We woke to our first significant snowfall of the season yesterday morning. In the winter pronghorn antelope (Antilocapra americanna) gather together in large mixed-sex herds. I often sit in my car waiting, and counting, as groups as large as 300 animals cross the road.
This group in Ash Creek Wildlife Area (Modoc County CA) numbered only about a hundred individuals, not all of which are in the pictures. They looked striking against the snow. By using the fence as a shield I was able to move very close to these pronghorn. With remarkable eyesight, the pronghorn can detect movement three or four miles away on a clear day. These animals certainly knew I was slowly approaching but, although wary, did not move off.

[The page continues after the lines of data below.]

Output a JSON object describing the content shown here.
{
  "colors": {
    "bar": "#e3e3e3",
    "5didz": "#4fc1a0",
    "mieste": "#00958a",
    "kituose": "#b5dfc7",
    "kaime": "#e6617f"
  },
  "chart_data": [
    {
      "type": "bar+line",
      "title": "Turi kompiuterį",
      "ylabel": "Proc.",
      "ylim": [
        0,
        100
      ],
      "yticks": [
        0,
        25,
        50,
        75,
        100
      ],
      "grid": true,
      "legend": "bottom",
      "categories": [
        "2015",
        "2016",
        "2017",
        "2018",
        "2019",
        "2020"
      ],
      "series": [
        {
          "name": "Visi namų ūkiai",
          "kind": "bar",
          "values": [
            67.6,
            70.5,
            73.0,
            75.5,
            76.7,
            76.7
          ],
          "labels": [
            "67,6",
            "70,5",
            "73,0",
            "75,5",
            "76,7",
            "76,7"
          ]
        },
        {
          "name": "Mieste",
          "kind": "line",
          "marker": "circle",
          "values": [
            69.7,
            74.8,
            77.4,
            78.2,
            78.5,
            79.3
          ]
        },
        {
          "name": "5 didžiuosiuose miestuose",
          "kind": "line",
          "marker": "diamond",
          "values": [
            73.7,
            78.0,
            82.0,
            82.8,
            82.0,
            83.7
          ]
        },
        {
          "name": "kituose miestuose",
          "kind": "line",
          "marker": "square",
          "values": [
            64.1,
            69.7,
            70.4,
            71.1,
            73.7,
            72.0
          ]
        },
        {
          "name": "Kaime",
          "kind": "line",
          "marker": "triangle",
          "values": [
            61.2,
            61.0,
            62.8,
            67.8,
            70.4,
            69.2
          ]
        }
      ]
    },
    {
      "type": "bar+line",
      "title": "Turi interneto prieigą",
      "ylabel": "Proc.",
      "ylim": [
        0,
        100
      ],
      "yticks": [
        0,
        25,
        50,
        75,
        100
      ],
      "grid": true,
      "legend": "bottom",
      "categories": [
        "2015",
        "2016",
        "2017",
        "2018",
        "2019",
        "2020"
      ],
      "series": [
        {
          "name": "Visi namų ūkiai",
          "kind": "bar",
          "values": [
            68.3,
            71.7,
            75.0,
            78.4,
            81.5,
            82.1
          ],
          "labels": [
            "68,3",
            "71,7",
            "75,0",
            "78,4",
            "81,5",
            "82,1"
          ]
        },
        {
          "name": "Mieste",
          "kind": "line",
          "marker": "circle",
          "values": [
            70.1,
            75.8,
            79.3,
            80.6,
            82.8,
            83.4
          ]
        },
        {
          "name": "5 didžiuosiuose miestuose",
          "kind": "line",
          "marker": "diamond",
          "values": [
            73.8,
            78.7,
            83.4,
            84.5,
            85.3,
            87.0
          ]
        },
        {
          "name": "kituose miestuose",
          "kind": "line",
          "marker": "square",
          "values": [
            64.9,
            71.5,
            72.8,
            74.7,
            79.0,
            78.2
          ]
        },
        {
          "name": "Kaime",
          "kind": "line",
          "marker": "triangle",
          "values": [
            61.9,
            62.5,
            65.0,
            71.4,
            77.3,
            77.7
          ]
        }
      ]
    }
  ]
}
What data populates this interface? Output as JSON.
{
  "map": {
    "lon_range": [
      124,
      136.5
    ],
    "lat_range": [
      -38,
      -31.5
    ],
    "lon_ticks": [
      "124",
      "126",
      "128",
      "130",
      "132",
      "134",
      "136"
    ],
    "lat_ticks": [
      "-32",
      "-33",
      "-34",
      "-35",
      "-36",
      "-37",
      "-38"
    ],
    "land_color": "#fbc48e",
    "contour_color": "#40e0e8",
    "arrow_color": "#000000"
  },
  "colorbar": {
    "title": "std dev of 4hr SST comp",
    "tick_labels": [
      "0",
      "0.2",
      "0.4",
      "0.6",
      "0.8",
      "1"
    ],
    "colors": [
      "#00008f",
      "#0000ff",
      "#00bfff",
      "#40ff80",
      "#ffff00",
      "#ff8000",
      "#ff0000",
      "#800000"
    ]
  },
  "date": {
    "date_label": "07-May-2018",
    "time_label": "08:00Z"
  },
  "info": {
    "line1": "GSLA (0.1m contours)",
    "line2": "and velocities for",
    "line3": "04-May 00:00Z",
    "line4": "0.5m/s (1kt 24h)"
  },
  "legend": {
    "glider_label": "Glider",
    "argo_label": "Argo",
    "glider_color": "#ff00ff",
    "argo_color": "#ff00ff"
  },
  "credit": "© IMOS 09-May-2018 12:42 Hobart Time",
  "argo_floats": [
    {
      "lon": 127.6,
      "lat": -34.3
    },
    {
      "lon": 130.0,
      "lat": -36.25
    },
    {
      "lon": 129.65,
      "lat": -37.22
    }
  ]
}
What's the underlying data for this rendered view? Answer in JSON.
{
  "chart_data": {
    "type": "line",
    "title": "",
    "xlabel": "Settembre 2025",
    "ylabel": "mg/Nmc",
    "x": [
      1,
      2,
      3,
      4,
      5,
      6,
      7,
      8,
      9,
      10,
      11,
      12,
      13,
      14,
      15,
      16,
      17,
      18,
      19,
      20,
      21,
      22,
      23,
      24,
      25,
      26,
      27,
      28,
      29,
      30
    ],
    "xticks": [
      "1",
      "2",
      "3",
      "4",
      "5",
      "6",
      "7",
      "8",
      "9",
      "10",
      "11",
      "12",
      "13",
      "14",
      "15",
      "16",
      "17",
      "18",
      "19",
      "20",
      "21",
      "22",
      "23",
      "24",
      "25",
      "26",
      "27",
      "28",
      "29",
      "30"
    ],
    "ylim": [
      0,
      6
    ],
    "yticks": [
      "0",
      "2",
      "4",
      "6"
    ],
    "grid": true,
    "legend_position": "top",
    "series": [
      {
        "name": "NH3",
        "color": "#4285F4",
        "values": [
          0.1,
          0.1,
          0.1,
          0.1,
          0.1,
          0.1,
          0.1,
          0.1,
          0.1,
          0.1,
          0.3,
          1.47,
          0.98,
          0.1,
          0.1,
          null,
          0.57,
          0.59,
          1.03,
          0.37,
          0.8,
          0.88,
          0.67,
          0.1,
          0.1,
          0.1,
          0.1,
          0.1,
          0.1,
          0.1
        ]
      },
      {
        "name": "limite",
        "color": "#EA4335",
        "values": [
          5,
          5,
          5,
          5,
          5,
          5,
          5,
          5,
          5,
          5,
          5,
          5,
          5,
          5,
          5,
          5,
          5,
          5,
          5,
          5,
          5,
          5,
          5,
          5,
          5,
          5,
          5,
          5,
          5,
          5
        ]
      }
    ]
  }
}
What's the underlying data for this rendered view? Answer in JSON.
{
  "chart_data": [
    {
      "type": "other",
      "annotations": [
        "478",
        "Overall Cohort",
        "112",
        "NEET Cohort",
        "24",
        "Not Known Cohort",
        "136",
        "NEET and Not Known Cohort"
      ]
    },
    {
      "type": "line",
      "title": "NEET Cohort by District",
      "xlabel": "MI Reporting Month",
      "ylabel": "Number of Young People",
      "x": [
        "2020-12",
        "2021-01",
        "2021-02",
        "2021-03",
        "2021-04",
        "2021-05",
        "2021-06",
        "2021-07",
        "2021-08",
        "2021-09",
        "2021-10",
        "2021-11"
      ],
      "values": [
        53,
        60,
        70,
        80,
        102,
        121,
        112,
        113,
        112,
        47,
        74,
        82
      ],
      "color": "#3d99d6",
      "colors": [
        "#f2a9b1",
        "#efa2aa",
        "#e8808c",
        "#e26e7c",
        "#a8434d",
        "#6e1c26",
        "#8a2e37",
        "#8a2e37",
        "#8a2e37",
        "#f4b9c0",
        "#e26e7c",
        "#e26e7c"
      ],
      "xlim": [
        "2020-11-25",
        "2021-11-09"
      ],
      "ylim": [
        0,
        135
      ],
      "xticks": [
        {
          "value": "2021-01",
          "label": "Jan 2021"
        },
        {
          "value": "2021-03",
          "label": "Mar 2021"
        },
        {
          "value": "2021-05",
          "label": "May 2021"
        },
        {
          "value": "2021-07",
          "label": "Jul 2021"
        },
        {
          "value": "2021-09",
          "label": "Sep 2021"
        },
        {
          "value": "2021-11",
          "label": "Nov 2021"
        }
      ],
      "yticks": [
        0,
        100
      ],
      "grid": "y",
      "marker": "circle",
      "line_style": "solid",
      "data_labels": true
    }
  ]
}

Pronghorn antelope hair is brittle and is composed of numerous pithy air cells which provide protection from cold and heat. In the summer the coat is light and thin. The winter pelage is thick with longer hair. Pronghorn is useless for fur because the hair breaks and falls out with slight pressure.
An interesting thing about pronghorn is that they employ heliographic (signaling by reflected light) messaging. The pronghorn has a large white patch on its rump that has two muscular discs. When the animal is alarmed or disturbed the disc muscles contract and the white hairs arise abruptly in a flash of white. The patch can be seen at a distance by other pronghorn, who in turn flex their disc patches to repeat the warning across the plains.
Leonard and I are fortunate to live where large herds of pronghorn are common. No matter how often I see these tawny ungulates (cud chewers or ruminants), they always excite us.